C'est en 1921 que le 8 mars fut retenu par Lénine pour être la Journée internationale de la femme : il voulait ainsi célébrer les femmes qui, à Pétrograd, le 8 mars 1917, ont manifesté en réaction à la répression de la révolution russe. Progressivement, ce jour a été fêté dans les pays de l'Est et à cette occasion les hommes offraient des fleurs à leurs épouses, mères, grands-mères et amies.

C'est bien plus tard, en 1977 que les Nations Unies ont officialisé cette journée et depuis, dans tous les pays, le 8 mars est reconnu comme date de la Journée de la femme.
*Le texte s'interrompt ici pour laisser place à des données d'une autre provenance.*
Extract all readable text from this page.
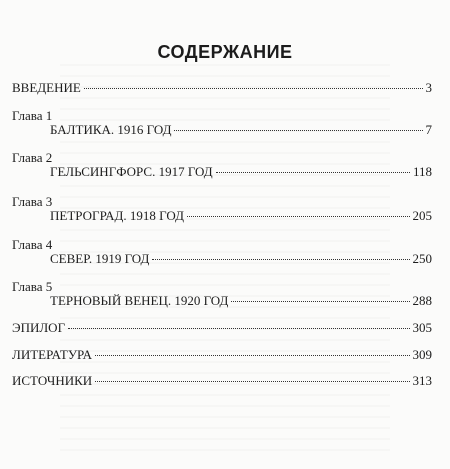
СОДЕРЖАНИЕ
ВВЕДЕНИЕ	3
Глава 1
БАЛТИКА. 1916 ГОД	7
Глава 2
ГЕЛЬСИНГФОРС. 1917 ГОД	118
Глава 3
ПЕТРОГРАД. 1918 ГОД	205
Глава 4
СЕВЕР. 1919 ГОД	250
Глава 5
ТЕРНОВЫЙ ВЕНЕЦ. 1920 ГОД	288
ЭПИЛОГ	305
ЛИТЕРАТУРА	309
ИСТОЧНИКИ	313
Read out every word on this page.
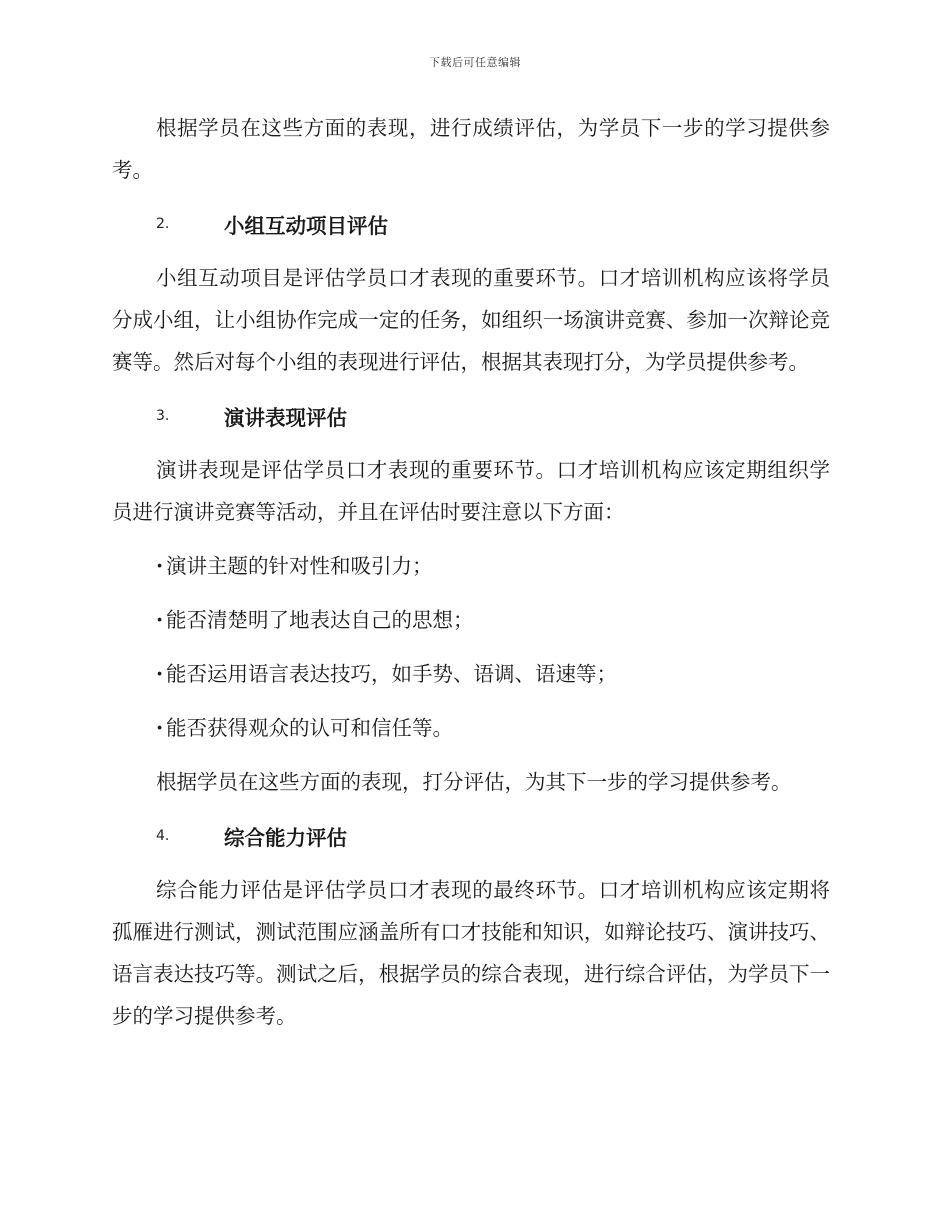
下载后可任意编辑

根据学员在这些方面的表现，进行成绩评估，为学员下一步的学习提供参考。

2.	小组互动项目评估

小组互动项目是评估学员口才表现的重要环节。口才培训机构应该将学员分成小组，让小组协作完成一定的任务，如组织一场演讲竞赛、参加一次辩论竞赛等。然后对每个小组的表现进行评估，根据其表现打分，为学员提供参考。

3.	演讲表现评估

演讲表现是评估学员口才表现的重要环节。口才培训机构应该定期组织学员进行演讲竞赛等活动，并且在评估时要注意以下方面：

· 演讲主题的针对性和吸引力；

· 能否清楚明了地表达自己的思想；

· 能否运用语言表达技巧，如手势、语调、语速等；

· 能否获得观众的认可和信任等。

根据学员在这些方面的表现，打分评估，为其下一步的学习提供参考。

4.	综合能力评估

综合能力评估是评估学员口才表现的最终环节。口才培训机构应该定期将孤雁进行测试，测试范围应涵盖所有口才技能和知识，如辩论技巧、演讲技巧、语言表达技巧等。测试之后，根据学员的综合表现，进行综合评估，为学员下一步的学习提供参考。
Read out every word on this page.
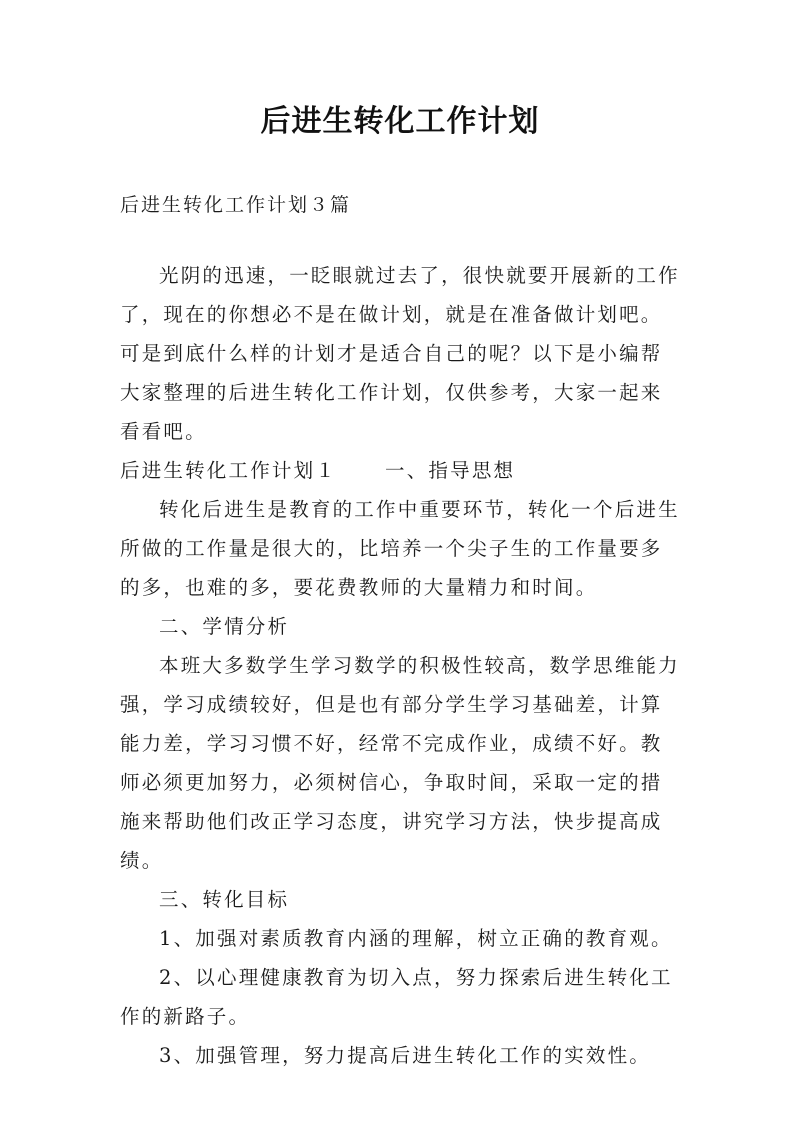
后进生转化工作计划
后进生转化工作计划３篇

光阴的迅速，一眨眼就过去了，很快就要开展新的工作了，现在的你想必不是在做计划，就是在准备做计划吧。可是到底什么样的计划才是适合自己的呢？以下是小编帮大家整理的后进生转化工作计划，仅供参考，大家一起来看看吧。

后进生转化工作计划１ 一、指导思想

转化后进生是教育的工作中重要环节，转化一个后进生所做的工作量是很大的，比培养一个尖子生的工作量要多的多，也难的多，要花费教师的大量精力和时间。

二、学情分析

本班大多数学生学习数学的积极性较高，数学思维能力强，学习成绩较好，但是也有部分学生学习基础差，计算能力差，学习习惯不好，经常不完成作业，成绩不好。教师必须更加努力，必须树信心，争取时间，采取一定的措施来帮助他们改正学习态度，讲究学习方法，快步提高成绩。

三、转化目标

1、加强对素质教育内涵的理解，树立正确的教育观。

2、以心理健康教育为切入点，努力探索后进生转化工作的新路子。

3、加强管理，努力提高后进生转化工作的实效性。
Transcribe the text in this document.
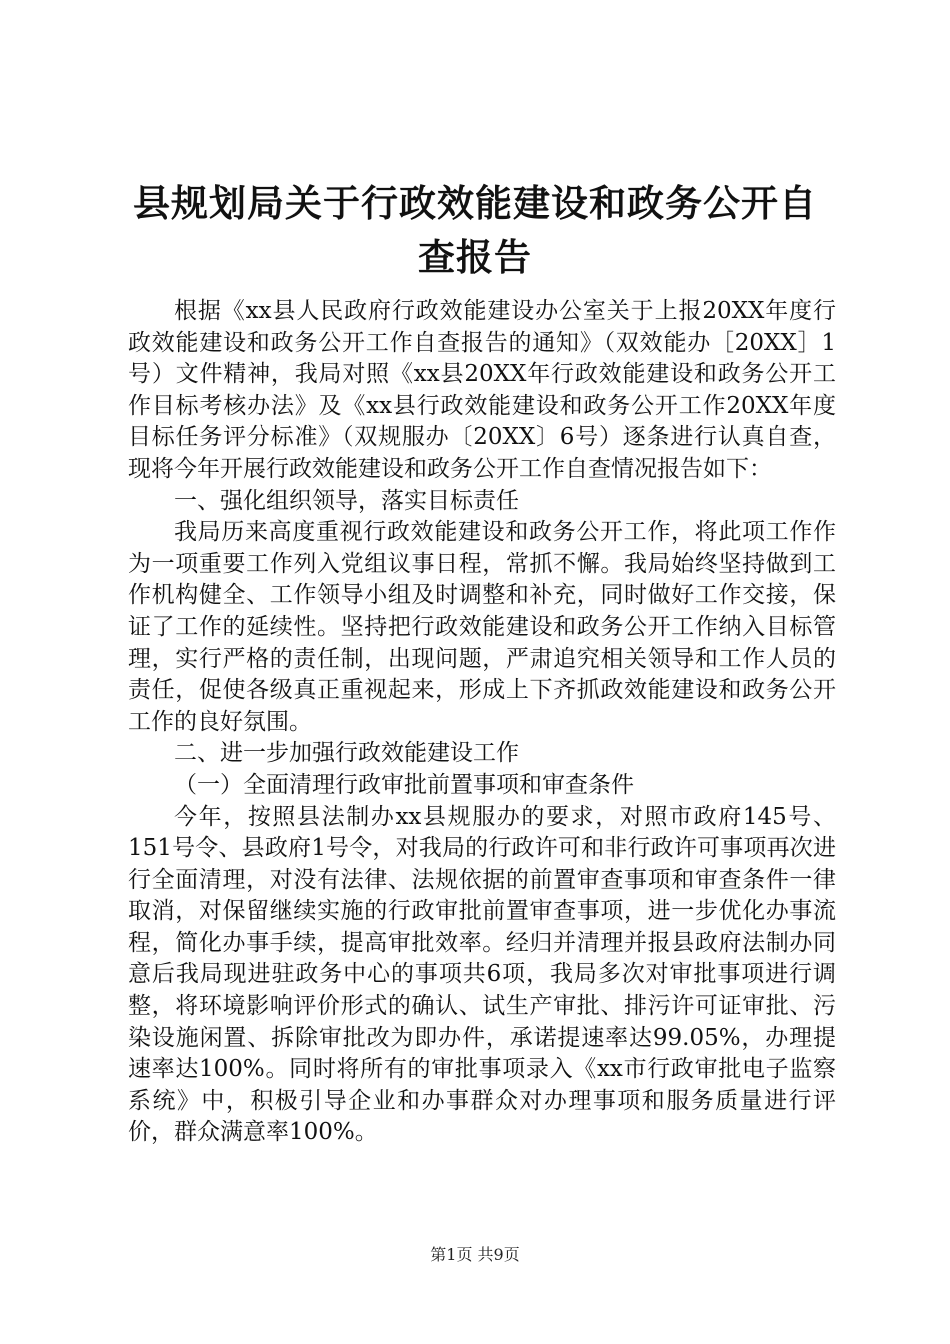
县规划局关于行政效能建设和政务公开自查报告

根据《xx县人民政府行政效能建设办公室关于上报20XX年度行政效能建设和政务公开工作自查报告的通知》（双效能办［20XX］1号）文件精神，我局对照《xx县20XX年行政效能建设和政务公开工作目标考核办法》及《xx县行政效能建设和政务公开工作20XX年度目标任务评分标准》（双规服办〔20XX〕6号）逐条进行认真自查，现将今年开展行政效能建设和政务公开工作自查情况报告如下：

一、强化组织领导，落实目标责任

我局历来高度重视行政效能建设和政务公开工作，将此项工作作为一项重要工作列入党组议事日程，常抓不懈。我局始终坚持做到工作机构健全、工作领导小组及时调整和补充，同时做好工作交接，保证了工作的延续性。坚持把行政效能建设和政务公开工作纳入目标管理，实行严格的责任制，出现问题，严肃追究相关领导和工作人员的责任，促使各级真正重视起来，形成上下齐抓政效能建设和政务公开工作的良好氛围。

二、进一步加强行政效能建设工作

（一）全面清理行政审批前置事项和审查条件

今年，按照县法制办xx县规服办的要求，对照市政府145号、151号令、县政府1号令，对我局的行政许可和非行政许可事项再次进行全面清理，对没有法律、法规依据的前置审查事项和审查条件一律取消，对保留继续实施的行政审批前置审查事项，进一步优化办事流程，简化办事手续，提高审批效率。经归并清理并报县政府法制办同意后我局现进驻政务中心的事项共6项，我局多次对审批事项进行调整，将环境影响评价形式的确认、试生产审批、排污许可证审批、污染设施闲置、拆除审批改为即办件，承诺提速率达99.05%，办理提速率达100%。同时将所有的审批事项录入《xx市行政审批电子监察系统》中，积极引导企业和办事群众对办理事项和服务质量进行评价，群众满意率100%。

第1页 共9页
Les femmes à Cazaux-Debat jusqu'au XVIIIeme siècle

Les Pyrénées centrales sont réputées pour être historiquement un pays dit « d’ainesse absolue », où la fille ainée aurait eu les mêmes droits qu’un ainé mâle, le droit d’exercer souverainement le pouvoir sur la famille. Cette vision des choses doit être fortement nuancée. Dans la plupart des villages, la fille ainée devenait « maitre de maison » que si elle n’avait pas de frère. Dans ce cas, elle était mariée, et s’est le conjoint qui représentait la « Maison » dans les instances de la communauté villageoise. Si l’ainée était veuve, elle trouvait un autre homme parmi les obligés de sa maison pour l’y représenter, avec l’aval des notables du village.

 

Pendant longtemps, jusqu’à la fin du XVIIème siècle, les femmes des montagnes pouvaient être victimes des violences les plus extrêmes. Il était admis qu’un homme tue sa femme s’il l’a soupçonnait d’adultère, comme il était admis, en fonction de la position sociale de l’homme, que ce dernier partage sa couche avec sa femme et sa maitresse. Les enfants étaient les autres victimes de cette société.

 

Il a fallu l’intervention énergique des évêques du Comminges, Hugues de Labatut et Gilbert de Choiseul, appuyés par les jésuites, pour faire disparaitre ces mœurs et protéger les femmes et les enfants. Ces mesures furent populaires auprès des femmes, mais pas auprès des hommes, contribuant au développement de l’esprit anticlérical (avec la remise en cause du rôle des notables dans les églises et une meilleure organisation pour collecter la dîme).

Gilbert de Choiseul

Gilbert de Choiseul

L'école

la première femme dont le nom figure au registre des délibérations de la commune de Cazaux–Debat est une gardienne de cochons. Elle s’appelait Marie Castagnet. C’était en 1810. Marie Castagnet s’engageait à garder les cochons comme s’ils étaient les siens. Pour gage, elle avait droit à un pain par cochon, « moitié seigle et moitié orge ». Ainsi, les femmes en situation sociale difficile pouvaient obtenir un petit emploi leur permettant de subsister sans avoir à mendier, surtout quand elle faisaient parties d’une des familles « obligées » de la Maison dominante, à ce moment-là, la maison Fontan.

 

C’est à la même époque que l’héritière de la Maison Sens avait épousé le frère du député de la Convention Jean Bertrand Ferraud. C’est ainsi que la Maison Sens est devenue « la Maison Féraud ».

 

En 1833, une école mixte ouvrait à Cazaux–Debat. Tous les enfants, filles et garçons, allaient désormais apprendre à lire et à écrire, à parler français, à compter.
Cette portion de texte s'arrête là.